Pour tous les travaux faits par l’État, les municipalités ou les départements, les associations de production jouissent d’un régime de faveur qui consiste en ceci[1] :

1o À obtenir la préférence, à prix égal, sur les entrepreneurs individuels dans les adjudications publiques[2].

  1. Ces faveurs ont été accordées par le décret du 4 juin 1888 en ce qui concerne les travaux commandés par l’État, par l’arrêt du Conseil d’État du 27 juin 1889 pour les travaux des départements, et par la loi du 29 juillet 1893 pour les travaux des municipalités.
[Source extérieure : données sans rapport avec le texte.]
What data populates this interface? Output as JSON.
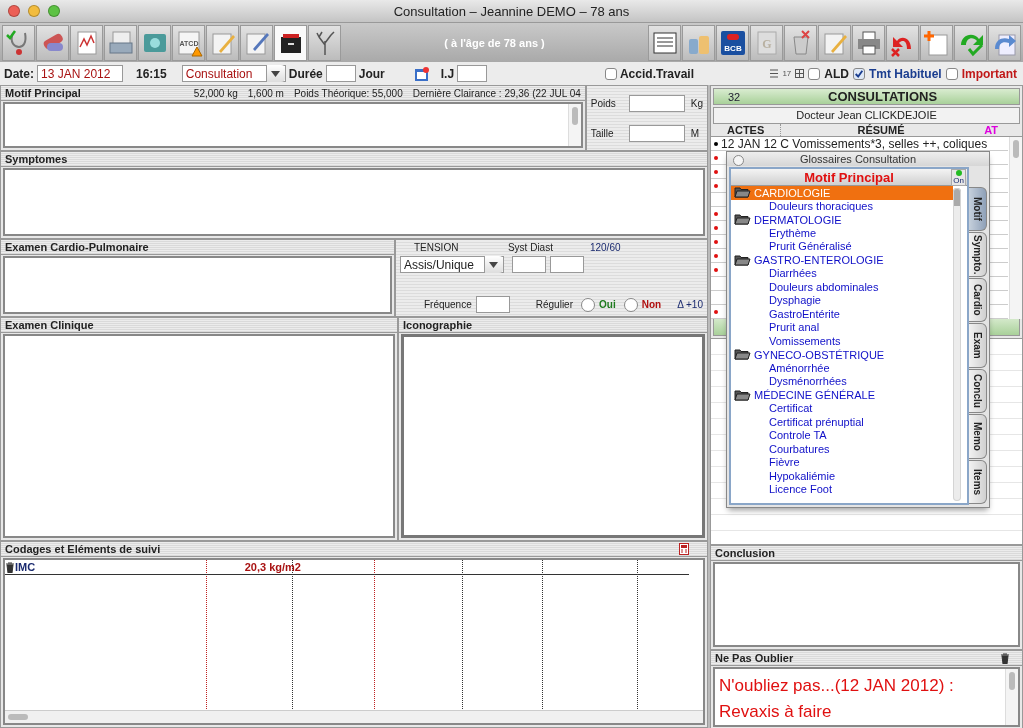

  2. Pour comprendre ceci, il faut savoir que tous les travaux commandés par l’État ou les municipalités, etc., doivent être faits par voie d’adjudication publique. C’est-à-dire que l’État évalue provisoirement à un certain prix le montant des travaux à exécuter et invite tous les entrepreneurs qui voudraient les exécuter à dire eux-mêmes (par une lettre sous enveloppe cachetée) à quel prix ils offrent de s’en charger. Les lettres sont ouvertes en séance publique et l’entrepreneur qui a offert le plus fort rabais au-dessous de la mise à prix fixée par l’État, doit être préféré. Si deux entrepreneurs offrent le même prix, il faut recommencer l’opération. Telle est la règle : mais par exception si dans ce dernier cas l’un des deux entrepreneurs est une association de production, c’est celle-ci qui doit être déclarée adjudicataire sans qu’il soit besoin de recommencer cette cérémonie.
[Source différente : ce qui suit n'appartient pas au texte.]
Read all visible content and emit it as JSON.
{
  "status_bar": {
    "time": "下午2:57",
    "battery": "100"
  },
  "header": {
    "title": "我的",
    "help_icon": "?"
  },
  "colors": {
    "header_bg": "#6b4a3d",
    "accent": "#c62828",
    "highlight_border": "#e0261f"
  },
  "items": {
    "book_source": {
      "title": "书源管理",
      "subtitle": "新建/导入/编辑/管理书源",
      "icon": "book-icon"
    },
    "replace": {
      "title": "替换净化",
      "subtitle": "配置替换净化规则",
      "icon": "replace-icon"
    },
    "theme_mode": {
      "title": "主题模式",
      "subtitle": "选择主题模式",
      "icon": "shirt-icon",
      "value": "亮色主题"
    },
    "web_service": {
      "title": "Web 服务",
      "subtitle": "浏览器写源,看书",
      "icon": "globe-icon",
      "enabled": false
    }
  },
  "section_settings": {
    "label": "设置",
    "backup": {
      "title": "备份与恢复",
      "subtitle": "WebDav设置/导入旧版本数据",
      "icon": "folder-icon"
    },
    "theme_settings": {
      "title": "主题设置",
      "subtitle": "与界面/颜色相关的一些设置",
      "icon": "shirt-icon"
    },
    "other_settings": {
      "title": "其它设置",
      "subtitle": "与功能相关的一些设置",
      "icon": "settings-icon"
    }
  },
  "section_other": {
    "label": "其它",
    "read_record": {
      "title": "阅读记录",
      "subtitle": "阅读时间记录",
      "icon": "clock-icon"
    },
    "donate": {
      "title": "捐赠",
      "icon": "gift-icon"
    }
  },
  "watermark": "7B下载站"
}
    On voit que cette première faveur n’est pas bien grande, car elle suppose un concours de circonstances assez rare. Le cas s’est pourtant présenté, et même récemment dans un cas intéressant, pour une association coopérative d’ouvriers typographes à Nîmes. Le Conseil de préfecture s’est refusé à la déclarer adjudicataire en donnant pour raison que cette association n’était pas uniquement ouvrière puisqu’elle comptait des actionnaires bourgeois. L’affaire est devant le Conseil d’État.